Clinically obvious mesial temporal lobe seizures are fairly distinct in their clinical presentation and are highly stereotyped. Therefore, they are easily distinguishable from nonepileptic seizures or other psychiatric disease such as panic attacks. On ictal EEG, a clear build-up of rhythmic theta activity occurs over the affected temporal lobe, so they are unequivocally distinguishable from nonepileptic events. However, differentiation between isolated epileptic auras and panic attacks can be more difficult, because the patient is merely describing subjective sensations, and ictal EEG can be completely normal during epileptic auras. However, auras in isolation as pure manifestation of temporal lobe epilepsy are uncommon and often progress to clinically manifest temporal lobe seizures.

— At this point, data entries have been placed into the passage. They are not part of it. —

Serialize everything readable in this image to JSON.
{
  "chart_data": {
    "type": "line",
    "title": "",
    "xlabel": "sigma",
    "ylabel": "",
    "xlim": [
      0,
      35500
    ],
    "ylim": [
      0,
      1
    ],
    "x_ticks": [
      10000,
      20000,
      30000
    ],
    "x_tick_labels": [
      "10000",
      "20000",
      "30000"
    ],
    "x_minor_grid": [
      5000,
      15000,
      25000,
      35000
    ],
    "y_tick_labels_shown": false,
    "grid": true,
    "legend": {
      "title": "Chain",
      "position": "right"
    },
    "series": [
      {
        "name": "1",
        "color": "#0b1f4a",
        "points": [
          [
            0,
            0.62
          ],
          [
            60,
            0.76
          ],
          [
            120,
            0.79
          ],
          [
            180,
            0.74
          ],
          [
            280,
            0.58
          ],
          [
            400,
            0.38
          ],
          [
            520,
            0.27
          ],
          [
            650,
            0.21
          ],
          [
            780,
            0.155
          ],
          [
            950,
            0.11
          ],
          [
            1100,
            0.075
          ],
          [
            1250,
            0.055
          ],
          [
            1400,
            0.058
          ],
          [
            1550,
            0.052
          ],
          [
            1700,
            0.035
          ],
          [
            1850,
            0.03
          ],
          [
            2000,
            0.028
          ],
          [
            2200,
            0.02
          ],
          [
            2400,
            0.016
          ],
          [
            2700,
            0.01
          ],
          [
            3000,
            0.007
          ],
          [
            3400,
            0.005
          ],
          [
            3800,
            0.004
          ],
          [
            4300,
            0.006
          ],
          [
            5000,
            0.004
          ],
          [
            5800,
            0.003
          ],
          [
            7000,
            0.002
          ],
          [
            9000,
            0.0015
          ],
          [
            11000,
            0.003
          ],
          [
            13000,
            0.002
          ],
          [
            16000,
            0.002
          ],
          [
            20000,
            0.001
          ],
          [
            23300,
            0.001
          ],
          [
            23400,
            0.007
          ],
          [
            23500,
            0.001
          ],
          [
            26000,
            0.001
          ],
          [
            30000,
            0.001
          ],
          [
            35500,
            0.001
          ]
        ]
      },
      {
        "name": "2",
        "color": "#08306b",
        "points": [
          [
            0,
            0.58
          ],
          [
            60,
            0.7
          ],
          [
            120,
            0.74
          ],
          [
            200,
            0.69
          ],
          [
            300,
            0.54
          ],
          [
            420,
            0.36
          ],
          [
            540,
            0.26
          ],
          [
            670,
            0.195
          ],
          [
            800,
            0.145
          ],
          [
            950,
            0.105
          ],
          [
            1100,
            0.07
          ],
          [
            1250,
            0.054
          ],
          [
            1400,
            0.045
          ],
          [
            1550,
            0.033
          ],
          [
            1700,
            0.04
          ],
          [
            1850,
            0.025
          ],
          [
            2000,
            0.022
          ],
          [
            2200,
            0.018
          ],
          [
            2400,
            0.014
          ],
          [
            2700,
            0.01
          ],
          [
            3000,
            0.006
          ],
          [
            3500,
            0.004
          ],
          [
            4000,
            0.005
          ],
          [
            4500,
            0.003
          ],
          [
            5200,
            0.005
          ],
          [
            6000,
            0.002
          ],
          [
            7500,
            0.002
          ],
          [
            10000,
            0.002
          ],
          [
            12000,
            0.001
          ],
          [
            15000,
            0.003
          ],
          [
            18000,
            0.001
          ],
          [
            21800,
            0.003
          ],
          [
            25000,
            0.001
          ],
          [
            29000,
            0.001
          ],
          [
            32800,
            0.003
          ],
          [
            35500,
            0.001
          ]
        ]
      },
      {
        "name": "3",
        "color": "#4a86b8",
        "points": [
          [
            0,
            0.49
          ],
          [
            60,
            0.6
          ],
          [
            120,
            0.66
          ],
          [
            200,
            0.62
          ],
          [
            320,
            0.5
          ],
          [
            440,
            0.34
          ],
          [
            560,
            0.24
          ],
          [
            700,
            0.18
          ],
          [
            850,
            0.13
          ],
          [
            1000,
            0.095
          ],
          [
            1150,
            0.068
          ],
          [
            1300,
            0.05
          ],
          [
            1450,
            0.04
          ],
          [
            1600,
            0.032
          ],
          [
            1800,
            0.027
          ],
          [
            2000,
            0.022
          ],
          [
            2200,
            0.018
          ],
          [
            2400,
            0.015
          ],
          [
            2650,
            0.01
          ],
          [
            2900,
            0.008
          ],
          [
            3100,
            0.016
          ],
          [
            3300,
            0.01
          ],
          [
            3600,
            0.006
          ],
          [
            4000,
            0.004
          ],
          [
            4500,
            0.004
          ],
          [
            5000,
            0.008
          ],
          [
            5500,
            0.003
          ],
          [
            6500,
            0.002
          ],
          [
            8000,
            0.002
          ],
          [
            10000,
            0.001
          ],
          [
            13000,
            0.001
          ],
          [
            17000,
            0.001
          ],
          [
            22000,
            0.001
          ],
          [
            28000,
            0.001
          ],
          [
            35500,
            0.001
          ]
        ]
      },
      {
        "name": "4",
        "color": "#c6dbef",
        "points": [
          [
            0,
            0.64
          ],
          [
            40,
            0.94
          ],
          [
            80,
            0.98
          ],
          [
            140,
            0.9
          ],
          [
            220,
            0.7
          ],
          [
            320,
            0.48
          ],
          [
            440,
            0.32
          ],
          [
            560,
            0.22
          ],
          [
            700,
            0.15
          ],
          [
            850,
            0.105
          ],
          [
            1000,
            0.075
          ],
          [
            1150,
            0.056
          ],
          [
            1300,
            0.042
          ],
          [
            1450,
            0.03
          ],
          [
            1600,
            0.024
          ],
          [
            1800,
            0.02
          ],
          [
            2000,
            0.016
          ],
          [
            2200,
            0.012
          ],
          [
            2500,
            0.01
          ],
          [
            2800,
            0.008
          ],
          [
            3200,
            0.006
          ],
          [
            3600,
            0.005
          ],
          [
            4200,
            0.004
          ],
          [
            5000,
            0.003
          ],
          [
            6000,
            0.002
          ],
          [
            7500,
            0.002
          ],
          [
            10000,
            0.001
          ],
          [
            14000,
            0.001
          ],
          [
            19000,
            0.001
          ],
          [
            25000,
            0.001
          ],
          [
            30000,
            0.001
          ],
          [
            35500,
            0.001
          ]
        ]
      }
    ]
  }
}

Mesial temporal lobe seizures are also observed with seizure onset in the medial, posterior, orbitofrontal region. This orbitofrontal region is anatomically connected to the mesial temporal structures, and clinical manifestations reflect ictal spread to the mesial temporal structures. It has been shown that the orbitofrontal region may remain clinically silent until spread occurs to the mesial temporal structures (16,76).